The German healthcare sector is currently undergoing a transformation driven by rigorous standards such as TR-RESISCAN. For institutions processing massive amounts of sensitive data, digitisation is no longer a matter of choice, but a condition for operational stability. The challenge is to automate the process without compromising document integrity.
The SIGNIUS Sealing Server solution, implemented in an On-Premises model, allows for mass, qualified document sealing directly on the customer’s infrastructure. This approach eliminates the reliance on external cloud providers, a definitive argument in the data-protection-conservative German environment.

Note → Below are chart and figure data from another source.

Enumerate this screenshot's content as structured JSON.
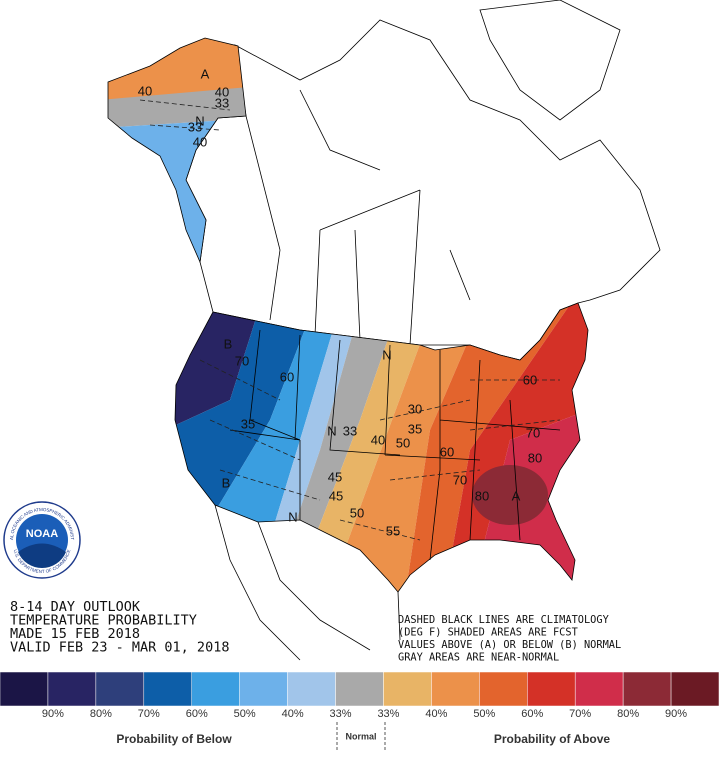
{
  "outlook": {
    "lines": [
      "8-14 DAY OUTLOOK",
      "TEMPERATURE PROBABILITY",
      "MADE  15 FEB 2018",
      "VALID  FEB 23 - MAR 01, 2018"
    ]
  },
  "notes": {
    "lines": [
      "DASHED BLACK LINES ARE CLIMATOLOGY",
      "(DEG F) SHADED AREAS ARE FCST",
      "VALUES ABOVE (A) OR BELOW (B) NORMAL",
      "GRAY AREAS ARE NEAR-NORMAL"
    ]
  },
  "logo": {
    "name": "NOAA",
    "ring_top": "NATIONAL OCEANIC AND ATMOSPHERIC ADMINISTRATION",
    "ring_bottom": "U.S. DEPARTMENT OF COMMERCE"
  },
  "legend": {
    "colors": [
      "#1b1546",
      "#282463",
      "#2e3f7b",
      "#0d5ea8",
      "#3a9ee0",
      "#6db1ea",
      "#a1c5ea",
      "#a9a9a9",
      "#e8b466",
      "#ec914a",
      "#e3642d",
      "#d43127",
      "#d02d4a",
      "#8c2a36",
      "#6b1a24"
    ],
    "labels": [
      "90%",
      "80%",
      "70%",
      "60%",
      "50%",
      "40%",
      "33%",
      "33%",
      "40%",
      "50%",
      "60%",
      "70%",
      "80%",
      "90%"
    ],
    "below_title": "Probability of Below",
    "normal_title": "Normal",
    "above_title": "Probability of Above"
  },
  "map": {
    "labels": [
      "A",
      "40",
      "40",
      "33",
      "N",
      "33",
      "40",
      "B",
      "70",
      "60",
      "35",
      "B",
      "N",
      "N",
      "33",
      "40",
      "35",
      "50",
      "30",
      "45",
      "45",
      "N",
      "50",
      "55",
      "60",
      "70",
      "80",
      "A",
      "80",
      "70",
      "60"
    ]
  }
}
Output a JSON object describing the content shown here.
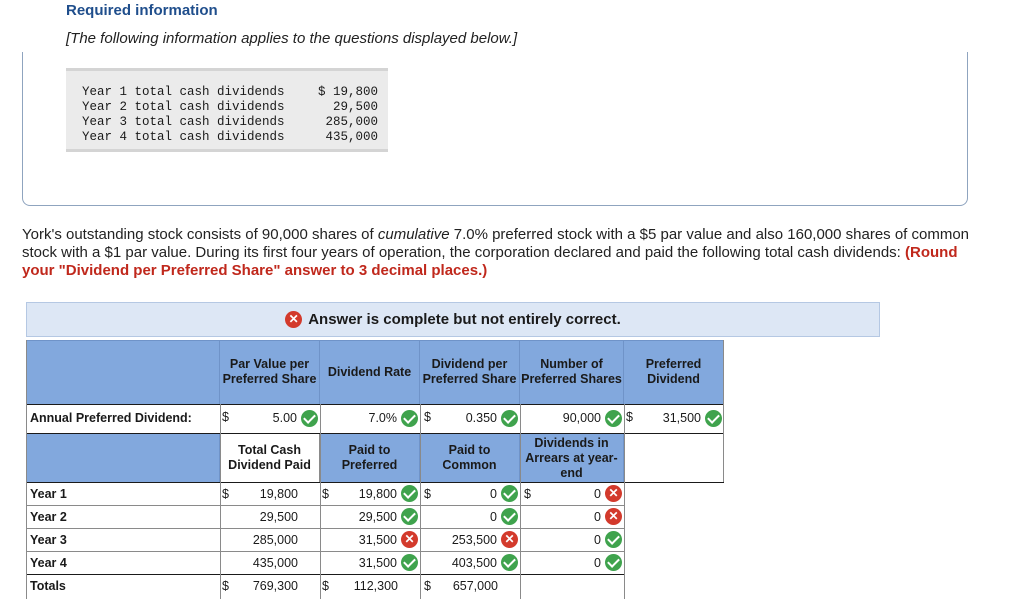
{
  "header": {
    "title": "Required information",
    "subtitle": "[The following information applies to the questions displayed below.]"
  },
  "info_table": [
    {
      "label": "Year 1 total cash dividends",
      "value": "$ 19,800"
    },
    {
      "label": "Year 2 total cash dividends",
      "value": "29,500"
    },
    {
      "label": "Year 3 total cash dividends",
      "value": "285,000"
    },
    {
      "label": "Year 4 total cash dividends",
      "value": "435,000"
    }
  ],
  "problem": {
    "part1": "York's outstanding stock consists of 90,000 shares of ",
    "italic": "cumulative",
    "part2": " 7.0% preferred stock with a $5 par value and also 160,000 shares of common stock with a $1 par value. During its first four years of operation, the corporation declared and paid the following total cash dividends: ",
    "instruction": "(Round your \"Dividend per Preferred Share\" answer to 3 decimal places.)"
  },
  "status": {
    "message": "Answer is complete but not entirely correct."
  },
  "annual": {
    "headers": [
      "Par Value per Preferred Share",
      "Dividend Rate",
      "Dividend per Preferred Share",
      "Number of Preferred Shares",
      "Preferred Dividend"
    ],
    "label": "Annual Preferred Dividend:",
    "par": "5.00",
    "rate": "7.0%",
    "per_share": "0.350",
    "shares": "90,000",
    "dividend": "31,500"
  },
  "years": {
    "headers": [
      "Total Cash Dividend Paid",
      "Paid to Preferred",
      "Paid to Common",
      "Dividends in Arrears at year-end"
    ],
    "rows": [
      {
        "label": "Year 1",
        "total": "19,800",
        "pref": "19,800",
        "pref_mark": "ok",
        "common": "0",
        "common_mark": "ok",
        "arrears": "0",
        "arrears_mark": "bad"
      },
      {
        "label": "Year 2",
        "total": "29,500",
        "pref": "29,500",
        "pref_mark": "ok",
        "common": "0",
        "common_mark": "ok",
        "arrears": "0",
        "arrears_mark": "bad"
      },
      {
        "label": "Year 3",
        "total": "285,000",
        "pref": "31,500",
        "pref_mark": "bad",
        "common": "253,500",
        "common_mark": "bad",
        "arrears": "0",
        "arrears_mark": "ok"
      },
      {
        "label": "Year 4",
        "total": "435,000",
        "pref": "31,500",
        "pref_mark": "ok",
        "common": "403,500",
        "common_mark": "ok",
        "arrears": "0",
        "arrears_mark": "ok"
      }
    ],
    "totals": {
      "label": "Totals",
      "total": "769,300",
      "pref": "112,300",
      "common": "657,000"
    }
  },
  "currency_symbol": "$",
  "colors": {
    "header_fill": "#82a8dd",
    "banner_fill": "#dde7f5",
    "correct": "#3fa34d",
    "incorrect": "#d33a2c"
  }
}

The Polish company’s strategic advantage is based on delivering a complete ecosystem ‘from a single source’. The integration of the sealing server, HSM modules and eIDAS qualified certificates into one coherent system allows gigantic volumes of documentation to be processed without human intervention, while retaining full evidential power. This is not an isolated success; the company is already working with insurer AOK, which signals a wider trend: western European regulated entities are looking for agile, end-to-end solutions from central Europe.
The potential for further expansion is tangible. According to Bitkom’s Digital Office 2025 report, nearly half of German companies still see themselves lagging behind in the digitisation of processes, even though more than 90 per cent recognise it as key to cost efficiency. With increasing pressure to reduce paper and build an organisation’s resilience to crises, technologies that enable secure online archiving are becoming a cornerstone of modern business.
For SIGNIUS, success in Bremen is not only a closed project, but above all a strong foothold in the most demanding sector of Europe’s largest economy. In an industry where trust is the currency, the Polish supplier has just significantly raised its credibility rating.